Ultimately I sold it, and bought a Haswell Chromebook instead.
How is the Riemann zeta function like Trump rallies? Both have an endless number of trivial zeros.
What linux virtualization solution would you recommend for hosting Win10 + games with gpu virtualization?
I haven't tried it myself yet, but there are multiple reports of success with Ryzen+KVM+GPU+W10, for example this one.
You say its 'good enough' to run AAA games. What sort of performance hit am I really facing?
My impression is, very little. GPU virtualization gives the guest OS direct access to PCI registers, the overhead can get very close to zero. This report from 2014 shows overhead consistently less than 3%, often a lot less, and remarkably, sometimes actually faster in the VM. I'm not sure how that last one works.
The big overhead for VMs tends not to be CPU, but memory consumption, make sure you have enough to make both host and guest comfortable. You should be fine with 16 GB, but more memory is always better, I'm liking how it feels with 32 GB. You will want a separate SSD for Windows, I think, but that's not going to break the bank.
Do some games "just-not-work" What sort of stability loss am i looking at?
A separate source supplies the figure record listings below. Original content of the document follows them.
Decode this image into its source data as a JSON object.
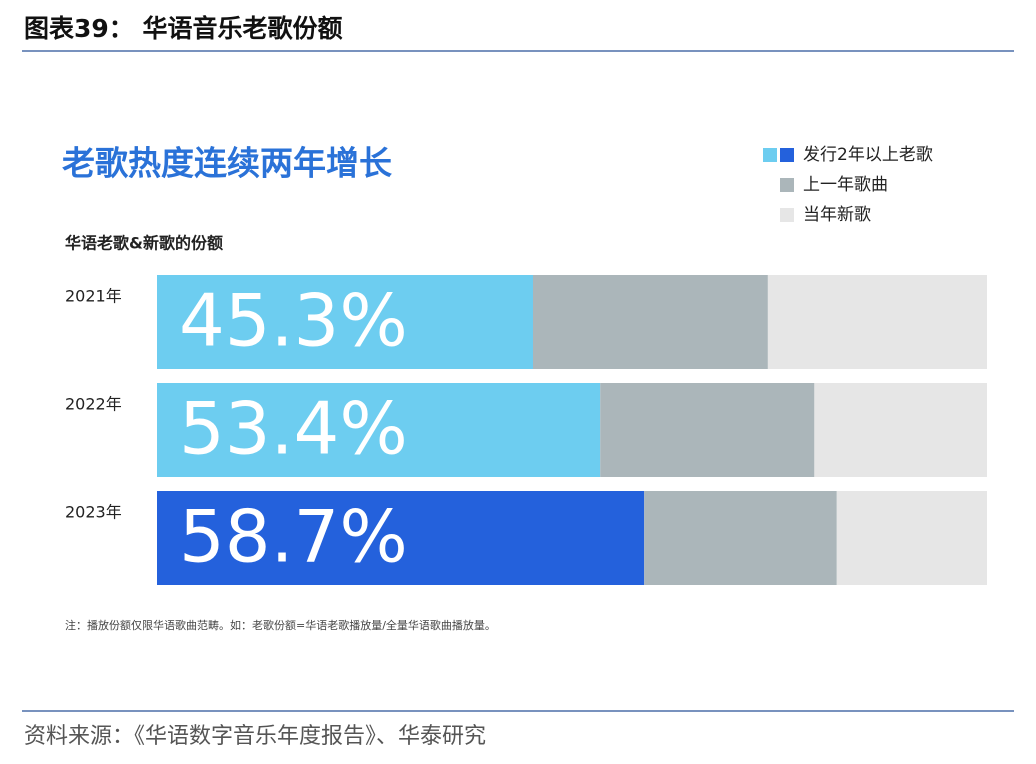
{
  "header": {
    "title": "图表39： 华语音乐老歌份额"
  },
  "footer": {
    "source": "资料来源：《华语数字音乐年度报告》、华泰研究"
  },
  "chart_data": {
    "type": "stacked_bar_horizontal",
    "title": "老歌热度连续两年增长",
    "subtitle": "华语老歌&新歌的份额",
    "note": "注：播放份额仅限华语歌曲范畴。如：老歌份额=华语老歌播放量/全量华语歌曲播放量。",
    "categories": [
      "2021年",
      "2022年",
      "2023年"
    ],
    "xlim": [
      0,
      100
    ],
    "series": [
      {
        "name": "发行2年以上老歌",
        "colors": [
          "#6dcdf0",
          "#6dcdf0",
          "#2461dc"
        ],
        "values": [
          45.3,
          53.4,
          58.7
        ],
        "value_labels": [
          "45.3%",
          "53.4%",
          "58.7%"
        ]
      },
      {
        "name": "上一年歌曲",
        "color": "#abb6ba",
        "values": [
          28.3,
          25.8,
          23.2
        ]
      },
      {
        "name": "当年新歌",
        "color": "#e6e6e6",
        "values": [
          26.4,
          20.8,
          18.1
        ]
      }
    ]
  }
}
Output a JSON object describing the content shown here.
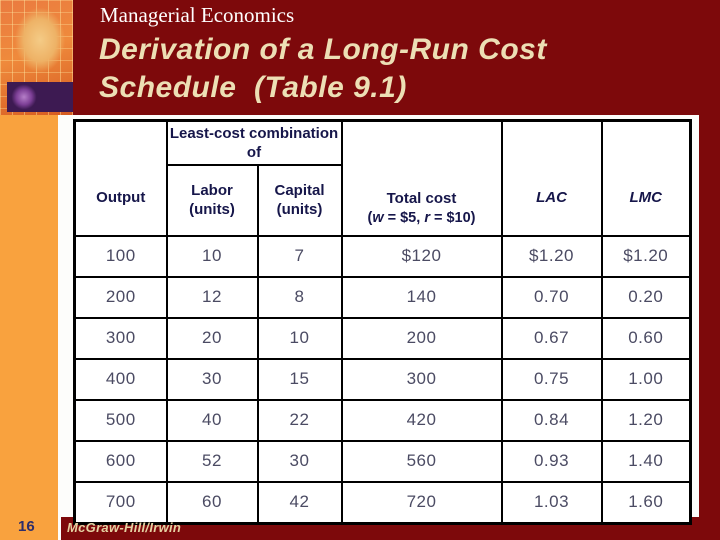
{
  "slide": {
    "kicker": "Managerial Economics",
    "title_line1": "Derivation of a Long-Run Cost",
    "title_line2": "Schedule  (Table 9.1)",
    "page_number": "16",
    "footer": "McGraw-Hill/Irwin"
  },
  "colors": {
    "band_maroon": "#7D090B",
    "sidebar_orange": "#F9A23E",
    "title_cream": "#EDDFB5",
    "table_header_navy": "#16164A",
    "table_data_gray": "#4B4B63"
  },
  "icons": {
    "corner_collage": "coin-and-grid-collage",
    "corner_spheres": "purple-and-olive-spheres"
  },
  "table": {
    "header": {
      "output": "Output",
      "least_cost_group": "Least-cost combination of",
      "labor_line1": "Labor",
      "labor_line2": "(units)",
      "capital_line1": "Capital",
      "capital_line2": "(units)",
      "total_cost": "Total cost",
      "total_cost_sub": {
        "pre": "(",
        "w": "w",
        "mid": " = $5, ",
        "r": "r",
        "post": " = $10)"
      },
      "lac": "LAC",
      "lmc": "LMC"
    },
    "rows": [
      [
        "100",
        "10",
        "7",
        "$120",
        "$1.20",
        "$1.20"
      ],
      [
        "200",
        "12",
        "8",
        "140",
        "0.70",
        "0.20"
      ],
      [
        "300",
        "20",
        "10",
        "200",
        "0.67",
        "0.60"
      ],
      [
        "400",
        "30",
        "15",
        "300",
        "0.75",
        "1.00"
      ],
      [
        "500",
        "40",
        "22",
        "420",
        "0.84",
        "1.20"
      ],
      [
        "600",
        "52",
        "30",
        "560",
        "0.93",
        "1.40"
      ],
      [
        "700",
        "60",
        "42",
        "720",
        "1.03",
        "1.60"
      ]
    ]
  },
  "chart_data": {
    "type": "table",
    "title": "Derivation of a Long-Run Cost Schedule (Table 9.1)",
    "columns": [
      "Output",
      "Labor (units)",
      "Capital (units)",
      "Total cost (w = $5, r = $10)",
      "LAC",
      "LMC"
    ],
    "rows": [
      [
        100,
        10,
        7,
        120,
        1.2,
        1.2
      ],
      [
        200,
        12,
        8,
        140,
        0.7,
        0.2
      ],
      [
        300,
        20,
        10,
        200,
        0.67,
        0.6
      ],
      [
        400,
        30,
        15,
        300,
        0.75,
        1.0
      ],
      [
        500,
        40,
        22,
        420,
        0.84,
        1.2
      ],
      [
        600,
        52,
        30,
        560,
        0.93,
        1.4
      ],
      [
        700,
        60,
        42,
        720,
        1.03,
        1.6
      ]
    ]
  }
}
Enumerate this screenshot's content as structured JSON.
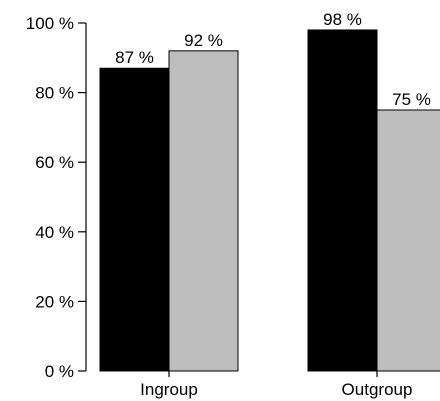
{
  "chart_data": {
    "type": "bar",
    "categories": [
      "Ingroup",
      "Outgroup"
    ],
    "series": [
      {
        "values": [
          87,
          98
        ],
        "color": "#000000",
        "labels": [
          "87 %",
          "98 %"
        ]
      },
      {
        "values": [
          92,
          75
        ],
        "color": "#bdbdbd",
        "labels": [
          "92 %",
          "75 %"
        ]
      }
    ],
    "yticks": [
      0,
      20,
      40,
      60,
      80,
      100
    ],
    "ytick_labels": [
      "0 %",
      "20 %",
      "40 %",
      "60 %",
      "80 %",
      "100 %"
    ],
    "ylim": [
      0,
      100
    ],
    "grid": false,
    "title": "",
    "xlabel": "",
    "ylabel": ""
  }
}
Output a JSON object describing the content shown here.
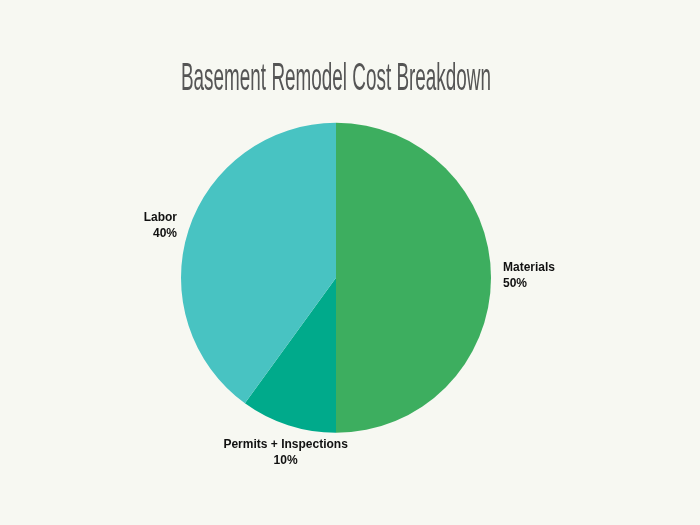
{
  "chart_data": {
    "type": "pie",
    "title": "Basement Remodel Cost Breakdown",
    "categories": [
      "Materials",
      "Permits + Inspections",
      "Labor"
    ],
    "values": [
      50,
      10,
      40
    ],
    "value_labels": [
      "50%",
      "10%",
      "40%"
    ],
    "colors": [
      "#3dae5f",
      "#00aa8b",
      "#48c3c2"
    ],
    "data_labels": true
  }
}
Again, I'm not doing it myself right now (I have too many unplayed games already without a bunch more from Windows) but I see multiple reports of success with GTA 5 and I don't see any horror stories. My feeling is, your system as a whole will be more stable than it is now, and the VM+Windows part of it will be exactly as stable as now.
I've got an i7 and a gtx1080, if that's a factor.
Though I am a newly-minted Ryzen fanboy, I love Intel too except for their business practices. VM stability seems exactly the same for Intel and AMD. That is very cool. Number of VM crashes I had over the years on Intel or AMD: exactly zero, and I really thrash those VMs.
What's the situation with multi-monitor support with something like this?
Dunno. I'm waiting for your report. The question you ought to ask is, what's the situation with sharing the GPU between host and guest? Lots of active discussion on it. It's a thing, and multi-monitor passthrough is a thing.
And peripheral pass through? (usb headsets, usb controllers).
KVM has good USB passthrough, but for mouse and audio where performance is not an issue you probably want the virtual devices. There are a whole pile of online resources on it, e.g. here and the community is active. Mostly people seem to be using libvirt and virt-manager. I don't, I just read the man page and run KVM/QEMU from the command line. Do that only if you enjoy that kind of thing.
There is a great and supportive community here.
When all you have is a hammer, every problem starts to look like a thumb.